Why do People Borrow Instead of Cutting Down on Expenses?
Millions of people take out payday loans every year and more than half of them fall into debt. According to a survey, borrowers take out these loans because they believe that online lenders provide accurate information.
Even though borrowers find other loan options on the market, they grab payday loans because they are advertised as ‘safe’. Whereas claims like ‘affordable interest rates’ appeal to borrowers’ desires to get funds as immediately as possible, they find themselves unable to pay off. 12 month payday loans are a ray of hope to borrowers, who have realised that payday loans are highly exorbitant.
According to the survey, only 14% borrowers meet their regular expenses along with the payday loan and around 58% of them often struggle to deal with cash shortfalls. As a result, they opt for every option other than a payday loan to get rid of debt, for instance, borrowing from friends and family, selling worn-out assets and cash loans.
Majority of borrowers, who rely on these loans, are females and 25 to 45-years-old people. These people are categorised as follows:
- Home renters
- People who earn below £30,000 annually
- Undergraduate students
- Divorced and separated couples
Borrowers take out cash advances to meet regular expenses such as utilities, credit card bills, rent, car service, laptop repair, mortgage payments, food, and medical expenses. The survey also found that borrowers would cut down on food, drink, and ask friends for financial assistance if they did not apply for them. This brings forth an intriguing question why borrowers take out payday loans when they cannot afford them and figure out other ways to manage their finances.
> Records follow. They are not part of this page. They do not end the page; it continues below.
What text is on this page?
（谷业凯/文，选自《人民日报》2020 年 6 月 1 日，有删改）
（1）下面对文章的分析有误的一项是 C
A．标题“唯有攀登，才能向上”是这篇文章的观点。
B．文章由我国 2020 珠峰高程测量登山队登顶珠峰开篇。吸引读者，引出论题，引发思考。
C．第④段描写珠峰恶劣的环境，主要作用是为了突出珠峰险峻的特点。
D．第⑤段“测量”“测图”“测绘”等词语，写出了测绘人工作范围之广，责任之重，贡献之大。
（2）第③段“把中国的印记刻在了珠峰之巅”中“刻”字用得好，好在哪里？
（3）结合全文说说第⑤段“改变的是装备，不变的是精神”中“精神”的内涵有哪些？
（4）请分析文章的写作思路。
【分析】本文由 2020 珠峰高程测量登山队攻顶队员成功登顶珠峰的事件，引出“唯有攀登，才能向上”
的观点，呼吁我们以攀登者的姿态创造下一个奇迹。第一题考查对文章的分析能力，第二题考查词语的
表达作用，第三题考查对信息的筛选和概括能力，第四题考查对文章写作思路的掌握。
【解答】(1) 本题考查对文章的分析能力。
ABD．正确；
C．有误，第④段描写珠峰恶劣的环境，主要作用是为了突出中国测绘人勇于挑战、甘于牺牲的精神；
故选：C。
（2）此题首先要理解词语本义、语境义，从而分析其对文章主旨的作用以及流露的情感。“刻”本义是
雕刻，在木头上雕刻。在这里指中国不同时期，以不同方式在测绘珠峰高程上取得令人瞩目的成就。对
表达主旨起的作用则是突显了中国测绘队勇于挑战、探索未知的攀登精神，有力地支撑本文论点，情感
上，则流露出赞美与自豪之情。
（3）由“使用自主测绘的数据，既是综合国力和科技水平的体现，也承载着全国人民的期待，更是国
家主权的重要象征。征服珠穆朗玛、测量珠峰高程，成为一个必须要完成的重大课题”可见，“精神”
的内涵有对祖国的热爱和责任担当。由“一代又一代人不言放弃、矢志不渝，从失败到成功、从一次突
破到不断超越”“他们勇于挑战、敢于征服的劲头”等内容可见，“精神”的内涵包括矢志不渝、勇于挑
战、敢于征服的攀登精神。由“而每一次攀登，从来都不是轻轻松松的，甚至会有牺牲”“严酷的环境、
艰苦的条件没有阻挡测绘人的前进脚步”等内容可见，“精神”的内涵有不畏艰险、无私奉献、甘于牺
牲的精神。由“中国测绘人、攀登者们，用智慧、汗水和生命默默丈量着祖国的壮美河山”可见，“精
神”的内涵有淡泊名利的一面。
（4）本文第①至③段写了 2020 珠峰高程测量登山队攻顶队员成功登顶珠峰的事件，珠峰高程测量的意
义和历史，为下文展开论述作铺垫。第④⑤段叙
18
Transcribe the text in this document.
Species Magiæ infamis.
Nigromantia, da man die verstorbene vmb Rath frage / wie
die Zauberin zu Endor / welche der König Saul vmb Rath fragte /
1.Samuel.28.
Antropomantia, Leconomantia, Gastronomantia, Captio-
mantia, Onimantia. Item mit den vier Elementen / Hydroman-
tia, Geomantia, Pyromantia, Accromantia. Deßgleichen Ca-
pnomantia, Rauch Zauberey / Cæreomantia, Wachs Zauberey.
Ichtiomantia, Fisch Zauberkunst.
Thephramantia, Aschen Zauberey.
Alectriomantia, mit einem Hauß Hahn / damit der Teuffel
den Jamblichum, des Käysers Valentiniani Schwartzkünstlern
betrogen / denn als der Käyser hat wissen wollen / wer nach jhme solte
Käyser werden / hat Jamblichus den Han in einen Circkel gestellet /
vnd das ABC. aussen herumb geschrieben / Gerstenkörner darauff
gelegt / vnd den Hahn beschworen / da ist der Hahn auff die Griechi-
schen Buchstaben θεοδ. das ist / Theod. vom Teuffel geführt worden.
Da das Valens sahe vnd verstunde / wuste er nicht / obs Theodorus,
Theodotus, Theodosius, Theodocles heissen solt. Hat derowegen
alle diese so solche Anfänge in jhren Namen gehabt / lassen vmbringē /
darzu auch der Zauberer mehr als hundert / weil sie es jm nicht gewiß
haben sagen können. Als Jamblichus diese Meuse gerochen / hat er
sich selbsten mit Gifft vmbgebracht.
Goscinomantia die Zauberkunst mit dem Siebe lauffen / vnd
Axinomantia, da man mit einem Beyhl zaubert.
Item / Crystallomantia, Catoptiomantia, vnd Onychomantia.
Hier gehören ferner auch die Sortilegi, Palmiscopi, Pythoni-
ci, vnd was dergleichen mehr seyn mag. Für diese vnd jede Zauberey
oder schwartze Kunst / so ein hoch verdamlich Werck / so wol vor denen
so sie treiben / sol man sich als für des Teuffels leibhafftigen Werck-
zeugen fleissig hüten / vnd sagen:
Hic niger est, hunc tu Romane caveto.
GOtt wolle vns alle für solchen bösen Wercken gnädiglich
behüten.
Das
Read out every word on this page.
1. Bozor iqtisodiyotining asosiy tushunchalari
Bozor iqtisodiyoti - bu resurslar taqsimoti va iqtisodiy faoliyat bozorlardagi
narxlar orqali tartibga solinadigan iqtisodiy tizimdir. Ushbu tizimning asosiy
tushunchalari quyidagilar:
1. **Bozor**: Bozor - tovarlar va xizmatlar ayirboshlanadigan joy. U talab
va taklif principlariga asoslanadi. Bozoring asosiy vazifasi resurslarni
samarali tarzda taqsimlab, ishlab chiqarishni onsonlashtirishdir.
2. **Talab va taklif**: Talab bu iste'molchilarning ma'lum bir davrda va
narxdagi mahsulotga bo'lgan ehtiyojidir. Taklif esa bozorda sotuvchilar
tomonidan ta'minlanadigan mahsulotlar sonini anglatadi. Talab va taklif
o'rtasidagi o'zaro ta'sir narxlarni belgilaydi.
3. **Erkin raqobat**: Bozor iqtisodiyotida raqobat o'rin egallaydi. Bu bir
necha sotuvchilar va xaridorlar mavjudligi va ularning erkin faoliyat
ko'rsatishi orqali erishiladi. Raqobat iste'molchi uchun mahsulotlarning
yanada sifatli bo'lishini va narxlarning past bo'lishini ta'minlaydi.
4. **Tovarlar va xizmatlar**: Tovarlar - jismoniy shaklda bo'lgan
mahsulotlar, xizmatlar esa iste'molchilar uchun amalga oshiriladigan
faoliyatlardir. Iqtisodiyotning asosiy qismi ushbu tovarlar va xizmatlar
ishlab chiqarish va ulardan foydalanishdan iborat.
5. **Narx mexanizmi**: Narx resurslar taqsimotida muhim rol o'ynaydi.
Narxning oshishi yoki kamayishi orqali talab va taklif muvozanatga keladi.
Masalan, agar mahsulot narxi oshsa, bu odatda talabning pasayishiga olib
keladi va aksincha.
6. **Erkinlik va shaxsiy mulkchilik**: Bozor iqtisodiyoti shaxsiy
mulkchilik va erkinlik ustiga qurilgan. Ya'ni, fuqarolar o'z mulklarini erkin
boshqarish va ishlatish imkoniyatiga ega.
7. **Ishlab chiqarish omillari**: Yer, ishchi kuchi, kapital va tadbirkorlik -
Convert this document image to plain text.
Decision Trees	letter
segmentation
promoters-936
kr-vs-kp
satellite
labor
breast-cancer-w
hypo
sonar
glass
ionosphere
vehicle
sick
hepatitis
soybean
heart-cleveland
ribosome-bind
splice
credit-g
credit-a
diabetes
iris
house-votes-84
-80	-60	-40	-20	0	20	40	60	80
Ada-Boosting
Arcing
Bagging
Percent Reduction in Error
Why people borrow despite unaffordability?
Many borrowers renew the loan and fall in a painful debt circle, but why do apply for payday loans when they cannot afford them?
Desperation – Borrowers find them in such a tight corner that they fail to suppress their desperation to get funds. In fact, some borrowers get ready to accept the offer on any terms and conditions.
Temptation – Featured with instant disbursal captivates as many borrowers as possible. They think these loans are easy to obtain.
Misleading terms – Some online lenders sell these loans at very high interest rates. Borrowers do not compare deals and grab the first offer.
No focus on total cost – Borrowers focus only on fees and interest rates but they fail to take into account the whole cost of the debt.
Coming onto the solution part, you have come to know payday loans are not as affordable as they seem. Chances are you struggle to manage your regular expenses despite opting for other favourable options, so what should you do?
Apply for 12 month payday loans.
These loans are much more affordable than instant payday loans because they are paid over a period of 12 months. Since you will pay off your debt in equal instalments, it will not cause you extreme burden. These loans come with amortising facility, which means your each regular payment will go toward both the principal and the interest. However, make sure that your lender provides these loans with amortising feature.
Since you do not have to pay back within a very short period, your lender will agree on lower interest rates. These loans can help you avoid rolling over the loan that is the most significant reason for throwing you in debt.
If you are unemployed, you should take out doorstep cash loans for unemployed. You do not need to have a functional bank account to apply for these loans. An agent will deliver you funds at your doorstep after considering your repayment capacity.
The final words
You should take out loans only if you can afford them. Borrowers apply for the loan regardless of their repayment capacity. Try to make a budget and cut back on your expenses.